This is a Taylor series expansion of the cosine function cos(x).

Taylor's Theorem tells us that we can expand a function about a value `x=a` by writing it as an infinite series (infinite sum of terms). It says that

`f(x) = f(a) + (x-a)f'(a) + (x-a)^2/(2!) f''(a) + ... + (x-a)^(2n)/(2n!)f^(2n)(a) + R(x)`

where `f'(x)` is the derivative of `f(x)` and `f''(x)` is the second derivative of `f(x)` and so on. `R(x)` is also an infinite sum of terms.

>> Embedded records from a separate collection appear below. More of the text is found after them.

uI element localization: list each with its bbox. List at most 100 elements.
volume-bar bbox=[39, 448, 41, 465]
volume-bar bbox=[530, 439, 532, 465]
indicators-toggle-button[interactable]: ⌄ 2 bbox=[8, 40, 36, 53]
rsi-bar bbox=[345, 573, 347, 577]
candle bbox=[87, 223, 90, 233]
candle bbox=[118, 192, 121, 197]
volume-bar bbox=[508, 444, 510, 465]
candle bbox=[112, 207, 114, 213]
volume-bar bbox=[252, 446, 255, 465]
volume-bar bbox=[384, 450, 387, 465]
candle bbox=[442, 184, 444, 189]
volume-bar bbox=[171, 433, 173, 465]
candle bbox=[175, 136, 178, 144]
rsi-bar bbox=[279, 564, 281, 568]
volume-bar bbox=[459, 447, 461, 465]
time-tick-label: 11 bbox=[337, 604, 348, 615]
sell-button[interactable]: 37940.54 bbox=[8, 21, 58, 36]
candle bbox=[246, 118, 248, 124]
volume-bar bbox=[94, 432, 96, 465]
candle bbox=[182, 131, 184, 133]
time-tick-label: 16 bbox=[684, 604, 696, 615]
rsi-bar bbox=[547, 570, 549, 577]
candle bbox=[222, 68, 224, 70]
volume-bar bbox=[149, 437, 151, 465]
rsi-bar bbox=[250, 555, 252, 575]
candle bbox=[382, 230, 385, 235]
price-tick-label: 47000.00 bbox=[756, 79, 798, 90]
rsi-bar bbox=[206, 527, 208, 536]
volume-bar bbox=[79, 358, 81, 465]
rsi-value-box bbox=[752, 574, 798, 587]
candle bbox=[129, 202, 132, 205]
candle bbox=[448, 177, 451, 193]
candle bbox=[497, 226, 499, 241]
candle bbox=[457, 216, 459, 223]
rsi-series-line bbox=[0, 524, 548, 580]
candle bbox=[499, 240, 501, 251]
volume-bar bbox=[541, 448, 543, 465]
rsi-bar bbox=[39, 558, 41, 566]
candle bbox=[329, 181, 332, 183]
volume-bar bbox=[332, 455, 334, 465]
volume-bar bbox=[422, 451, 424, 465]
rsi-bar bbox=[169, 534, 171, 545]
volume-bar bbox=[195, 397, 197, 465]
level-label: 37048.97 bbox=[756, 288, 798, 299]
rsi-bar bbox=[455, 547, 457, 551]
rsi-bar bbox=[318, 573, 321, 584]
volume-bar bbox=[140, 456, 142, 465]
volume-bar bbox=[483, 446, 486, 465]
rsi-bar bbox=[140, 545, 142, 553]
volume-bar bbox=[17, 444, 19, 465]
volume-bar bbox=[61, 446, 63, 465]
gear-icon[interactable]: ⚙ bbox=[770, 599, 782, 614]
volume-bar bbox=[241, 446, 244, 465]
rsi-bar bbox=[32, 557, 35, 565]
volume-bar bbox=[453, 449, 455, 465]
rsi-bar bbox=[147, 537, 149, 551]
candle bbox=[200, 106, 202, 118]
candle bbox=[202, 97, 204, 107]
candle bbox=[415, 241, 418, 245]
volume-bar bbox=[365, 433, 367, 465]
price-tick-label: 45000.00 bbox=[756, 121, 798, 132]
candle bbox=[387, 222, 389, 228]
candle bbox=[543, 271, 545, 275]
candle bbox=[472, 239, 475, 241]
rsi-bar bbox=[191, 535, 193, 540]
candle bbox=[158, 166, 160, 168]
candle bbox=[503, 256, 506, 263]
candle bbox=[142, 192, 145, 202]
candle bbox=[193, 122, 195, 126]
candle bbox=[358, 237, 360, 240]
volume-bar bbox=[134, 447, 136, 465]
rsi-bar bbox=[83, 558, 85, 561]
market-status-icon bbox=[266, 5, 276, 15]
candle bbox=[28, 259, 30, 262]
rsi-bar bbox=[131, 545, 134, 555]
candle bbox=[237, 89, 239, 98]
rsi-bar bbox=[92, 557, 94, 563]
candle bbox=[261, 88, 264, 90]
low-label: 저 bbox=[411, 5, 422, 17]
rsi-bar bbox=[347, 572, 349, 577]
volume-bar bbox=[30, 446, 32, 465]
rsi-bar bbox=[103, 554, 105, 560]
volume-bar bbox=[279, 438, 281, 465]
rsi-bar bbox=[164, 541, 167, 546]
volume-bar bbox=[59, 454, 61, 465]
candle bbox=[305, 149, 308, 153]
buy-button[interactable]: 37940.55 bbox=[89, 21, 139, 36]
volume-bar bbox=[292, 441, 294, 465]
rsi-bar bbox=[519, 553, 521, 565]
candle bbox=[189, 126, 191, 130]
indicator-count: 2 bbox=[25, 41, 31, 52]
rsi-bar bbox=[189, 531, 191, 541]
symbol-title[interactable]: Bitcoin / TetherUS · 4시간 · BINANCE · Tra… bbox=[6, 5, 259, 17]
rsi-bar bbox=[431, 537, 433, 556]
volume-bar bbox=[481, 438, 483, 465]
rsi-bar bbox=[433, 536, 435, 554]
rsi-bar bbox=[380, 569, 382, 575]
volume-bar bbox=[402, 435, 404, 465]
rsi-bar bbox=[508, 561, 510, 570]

A special case of the Taylor series is when we expand about `x=0`, This is called the Maclaurin series. Then

`f(x) = f(0) + xf'(0) + x^2/(2!)f''(0) + x^3/(3!)f'''(0) + x^4/(4!)f''''(0) + ... + x^(2n)/(2n!) f^(2n)(0)`

`+ R(x)`

For the cosine function `f(x) = cos(x)`

`f'(x) = -sin(x)` , `f''(x) = -cos(x)`, `f'''(x) = sin(x)`, `f''''(x) = cos(x)` (this forms a cycle)

And `f(0) = 1`, `f'(0) = 0`, `f''(0) = -1`,` ` `f'''(0) = 0`, `f''''(0) = 1`

(pattern is 1,0,-1,0,1,0,-1,0,1 ...)

Now we have that

`f(x) = 1 + 0.x + (-1)x^2/(2!) + 0.x^3/(3!) + (1)x^4/(4!) + ... + x^(2n)/(n!)f^(2n)(0) + R(x)`

`= 1 - x^2/(2!) + x^4/(4!) + ... + x^(2n)/(n!)f^(2n)(0) + R(x)`

Now, `2n` is always even, and on the even terms of the series (involving even powers of x)`f^(2n)` is -1 if n is odd and 1 if n is even. So `f^(2n) = (-1)^n` . For odd terms of the series `f^(2n+1) = 0` so all terms in odd powers of x are zero.

Writing functions in this way is useful because we can approximate them by only the first few terms of the sum. This can give very good approximations and is used widely in practical maths.